You might think it’s someone’s job to clean up in the aftermath of car accidents, but it’s not. Yes, the city knows about the debris. After all, its first responders, EMTs and police are often the first to be notified when there’s a traffic incident. The insurance companies know, too. But often the detritus of these unfortunate events are left right where they landed. This is one of the many things I notice that most people don’t because I choose to commute on foot, by bicycle and via city bus.

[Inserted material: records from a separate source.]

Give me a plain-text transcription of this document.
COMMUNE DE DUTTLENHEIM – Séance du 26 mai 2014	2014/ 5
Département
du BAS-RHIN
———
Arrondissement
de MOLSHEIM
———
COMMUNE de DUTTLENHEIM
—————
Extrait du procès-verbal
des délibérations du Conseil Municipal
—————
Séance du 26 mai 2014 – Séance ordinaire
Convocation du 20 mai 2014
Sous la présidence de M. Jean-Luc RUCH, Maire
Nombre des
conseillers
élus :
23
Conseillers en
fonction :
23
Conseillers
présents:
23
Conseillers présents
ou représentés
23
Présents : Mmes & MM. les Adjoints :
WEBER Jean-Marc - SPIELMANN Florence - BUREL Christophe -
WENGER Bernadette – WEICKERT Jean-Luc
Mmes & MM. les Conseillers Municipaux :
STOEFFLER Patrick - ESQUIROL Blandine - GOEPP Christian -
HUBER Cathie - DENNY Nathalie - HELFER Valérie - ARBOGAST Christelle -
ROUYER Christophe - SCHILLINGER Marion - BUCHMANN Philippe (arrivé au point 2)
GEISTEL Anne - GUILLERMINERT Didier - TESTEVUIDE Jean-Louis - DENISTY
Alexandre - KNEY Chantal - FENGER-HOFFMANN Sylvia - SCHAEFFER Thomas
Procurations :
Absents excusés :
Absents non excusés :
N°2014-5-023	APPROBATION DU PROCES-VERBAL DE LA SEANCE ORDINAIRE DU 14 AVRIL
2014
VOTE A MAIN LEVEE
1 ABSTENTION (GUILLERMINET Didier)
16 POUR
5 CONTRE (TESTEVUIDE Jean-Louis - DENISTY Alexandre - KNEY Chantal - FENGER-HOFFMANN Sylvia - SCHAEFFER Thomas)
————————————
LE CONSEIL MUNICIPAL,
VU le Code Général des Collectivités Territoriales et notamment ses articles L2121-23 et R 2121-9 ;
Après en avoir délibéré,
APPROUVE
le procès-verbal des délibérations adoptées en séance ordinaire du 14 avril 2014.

In 2017, Hurricane Matthew took down a large oak tree along my daily route. Someone chainsawed the tree and piled the pieces it so close to the road, it obscured visibility at the intersection, causing a major accident. The cars involved were towed immediately, debris remained in the street, on the sidewalk and in the homeowner’s yard, where one of the vehicles ended up. There was also a heap of broken glass near the curb. For weeks afterward, as I crested the hill on my bicycle, I could see the glass shimmering in the afternoon sunlight. I noticed the heap got smaller and smaller as time passed. At first I was mystified, then I realized it was being blown all over the neighborhood.

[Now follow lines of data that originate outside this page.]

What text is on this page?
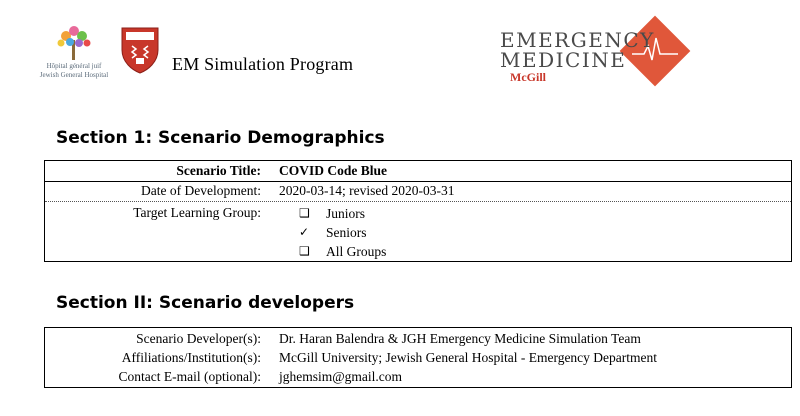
Hôpital général juif
Jewish General Hospital
EM Simulation Program
EMERGENCY
MEDICINE
McGill
Section 1: Scenario Demographics
Scenario Title: COVID Code Blue
Date of Development: 2020-03-14; revised 2020-03-31
Target Learning Group:	❑ Juniors
✓ Seniors
❑ All Groups
Section II: Scenario developers
Scenario Developer(s): Dr. Haran Balendra & JGH Emergency Medicine Simulation Team
Affiliations/Institution(s): McGill University; Jewish General Hospital - Emergency Department
Contact E-mail (optional): jghemsim@gmail.com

I also noticed coins strewn in the same area. Though it is instinctual to pick up quarters and dimes, I am careful not to do so in these accident zones. I am not religious, nor am I particularly spiritual, but I am superstitious, and I do not want a dead man’s money jingling in my pocket.
All this wreckage does serve a purpose for some of us. It can serve as a warning to be on guard or become road-kill. From the I-10 exit south to the Roosevelt Boulevard Bridge, U.S. Highway 17 is as likely a place to die as anywhere else, whether you’re a motorist, cyclist or pedestrian. Cars are traveling at speeds that vary greatly, some in excess of 55 mph while others are attempting to merge from a dead stop. Making matters worse, Roosevelt Boulevard has a lot of curves and bends, reducing visibility. I have seen the aftermath of two wrecks at Roosevelt and Wabash. Once I was so close, I heard the impact. Wrecks always sound the same: a screech of tires, then that unmistakable crunch followed by an eerie silence and, eventually, sirens. A few days later, you might notice a cross or a bouquet of flowers or a teddy bear near the site.
I travel up that stretch of road nearly every day, and it’s not unusual to find chunks of bumper, shards of mirror and glass, even hood ornaments (I’ve started a collection). Though this stretch of road has signs that implore motorists to “share the road,” you’d have to be suicidal to ride your bike there—even where “bike lanes” suddenly appear. The sidewalk is uneven and cracked, and offers little safety.
Based on my encounters with everyone from cops to motorists to bus drivers, a dismissive attitude toward pedestrians and cyclists is all too common. My experience suggests that drivers even make distinctions about how to treat pedestrians and cyclists based on their socio-economic status. If someone is obviously out for a walk with their dog, for instance, drivers afford them more status than someone who is shabbily dressed and carrying a backpack. In other words, if you commute on foot or bicycle, you’re seen as a lesser person than someone who has a car but is outside for recreation.
About a year ago, while riding my bike, I was struck by a motorist who was distracted by his cell phone. My prized vintage bicycle was ruined, my ribs were bruised and my shoulder was injured. (It still hasn’t fully healed.) I called the police and, despite the fact that the guy admitted it was his fault, the cop did not write him a ticket.
It would seem that for pedestrians and cyclists, it’s a lose-lose situation. Half the people don’t see you, and the other half consider you a cockroach. My advice for motorists: slow it down a bit. My advice for cyclists and pedestrians: avoid intersections where you often see accident debris. As to whether or not you should pick up any loose change you find scattered on the pavement in those danger zones, you’re on your own.
Mongar, a full-time student attending Florida State College at Jacksonville, is a part-time social critic.